Yutmi

Oku bakiim şurada ne yazıyor

Temmuz 17 2017

Sabah yine erkenden saat 7-7.30 gibi, güneşin çocuklarının yaşadığı Cusco’ya gitmek üzere Lima’dan ayrıldık. Yaklaşık 1,5 saat kadar uçtuk. Uçak Cusco’ya inmeden önce öyle yüksek tepelerin arasında alçaldı ki aklıma Tenten’in maceraları geldi. Onun maceralarından birinde, uçak, yüksek tepelerin arasından inerken kanat tepelerden birine çarpıyor ve uçak dağların arasında bir düzlüğe inmek zorunda kalıyor ve macera başlıyordu.

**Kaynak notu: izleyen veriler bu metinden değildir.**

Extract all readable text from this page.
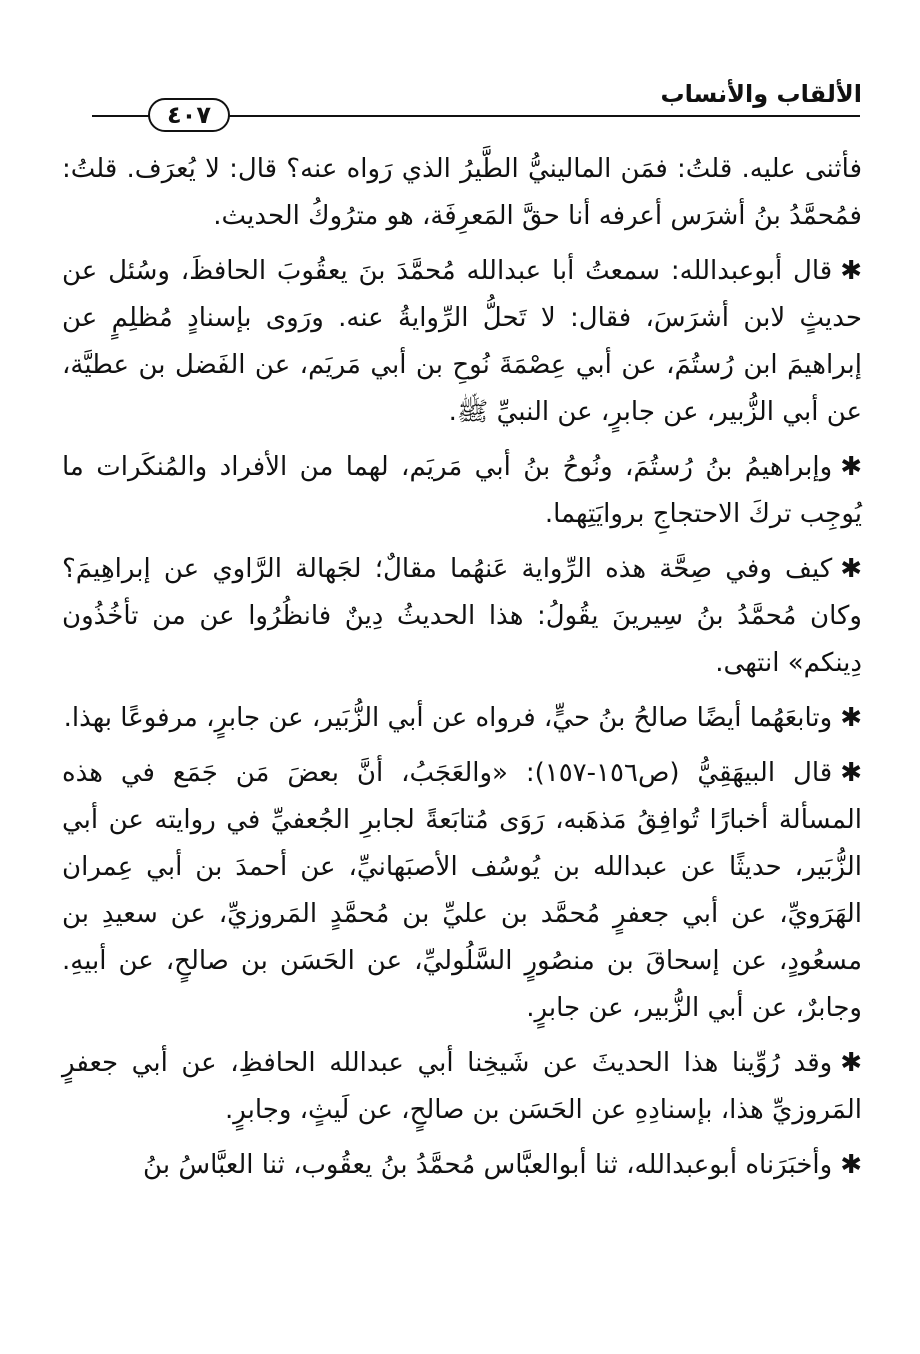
الألقاب والأنساب
٤٠٧

فأثنى عليه. قلتُ: فمَن المالينيُّ الطَّيرُ الذي رَواه عنه؟ قال: لا يُعرَف. قلتُ: فمُحمَّدُ بنُ أشرَس أعرفه أنا حقَّ المَعرِفَة، هو مترُوكُ الحديث.

✱قال أبوعبدالله: سمعتُ أبا عبدالله مُحمَّدَ بنَ يعقُوبَ الحافظَ، وسُئل عن حديثٍ لابن أشرَسَ، فقال: لا تَحلُّ الرِّوايةُ عنه. ورَوى بإسنادٍ مُظلِمٍ عن إبراهيمَ ابن رُستُمَ، عن أبي عِصْمَةَ نُوحِ بن أبي مَريَم، عن الفَضل بن عطيَّة، عن أبي الزُّبير، عن جابرٍ، عن النبيِّ ﷺ.

✱وإبراهيمُ بنُ رُستُمَ، ونُوحُ بنُ أبي مَريَم، لهما من الأفراد والمُنكَرات ما يُوجِب تركَ الاحتجاجِ بروايَتِهما.

✱كيف وفي صِحَّة هذه الرِّواية عَنهُما مقالٌ؛ لجَهالة الرَّاوي عن إبراهِيمَ؟ وكان مُحمَّدُ بنُ سِيرينَ يقُولُ: هذا الحديثُ دِينٌ فانظُرُوا عن من تأخُذُون دِينكم» انتهى.

✱وتابعَهُما أيضًا صالحُ بنُ حيٍّ، فرواه عن أبي الزُّبَير، عن جابرٍ، مرفوعًا بهذا.

✱قال البيهَقِيُّ (ص١٥٦-١٥٧): «والعَجَبُ، أنَّ بعضَ مَن جَمَع في هذه المسألة أخبارًا تُوافِقُ مَذهَبه، رَوَى مُتابَعةً لجابرِ الجُعفيِّ في روايته عن أبي الزُّبَير، حديثًا عن عبدالله بن يُوسُف الأصبَهانيِّ، عن أحمدَ بن أبي عِمران الهَرَويِّ، عن أبي جعفرٍ مُحمَّد بن عليِّ بن مُحمَّدٍ المَروزيِّ، عن سعيدِ بن مسعُودٍ، عن إسحاقَ بن منصُورٍ السَّلُوليِّ، عن الحَسَن بن صالحٍ، عن أبيهِ. وجابرٌ، عن أبي الزُّبير، عن جابرٍ.

✱وقد رُوِّينا هذا الحديثَ عن شَيخِنا أبي عبدالله الحافظِ، عن أبي جعفرٍ المَروزيِّ هذا، بإسنادِهِ عن الحَسَن بن صالحٍ، عن لَيثٍ، وجابرٍ.

✱وأخبَرَناه أبوعبدالله، ثنا أبوالعبَّاس مُحمَّدُ بنُ يعقُوب، ثنا العبَّاسُ بنُ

Cusco’ya indiğimiz zaman öğretmen eylemleri ile karşılaştığımızı anlatmıştım. ( https://www.yutmografim.com/en-uzun-yolculuk/#comments ) Eğer aracımızla havaalanından otele hiç beklemeden gidebilseydik, eylemin içinden yürüyerek geçmeseydik, -programa göre- otelde iki saat dinlenmek için vaktimiz olacaktı. Çünkü Cusco 3416 mt yükseklikte idi ve Sinan, programda bu yüksekliğe adapte olabilmemiz için biraz dinlenmemizin ve koko çayı içmemizin iyi olacağını yazmıştı. Ama görünen o ki bu hiç de mümkün olmayacaktı. Otele gitmeden gezmeye başlanacaktı. Bavullarımız bizden çok sonra otele ulaşabilecekti. Zira onlar ayrı bir araçtaydı ve bizim yürüyerek kurtulduğumuz trafikten onların yürüyerek kurtulma şansı yoktu :)) Sinan o günkü programı yetiştirebilme, ben de aylardır hayalini kurduğum Maximo Laura müzesini görme derdindeyim. Okuyanlar hatırlayacaktır, bu Perulu sanatçı hakkında “tezgahında iplik olmak” diye bir yazı yazmıştım ( https://www.yutmografim.com/tezgahinda-iplik-olmak/ )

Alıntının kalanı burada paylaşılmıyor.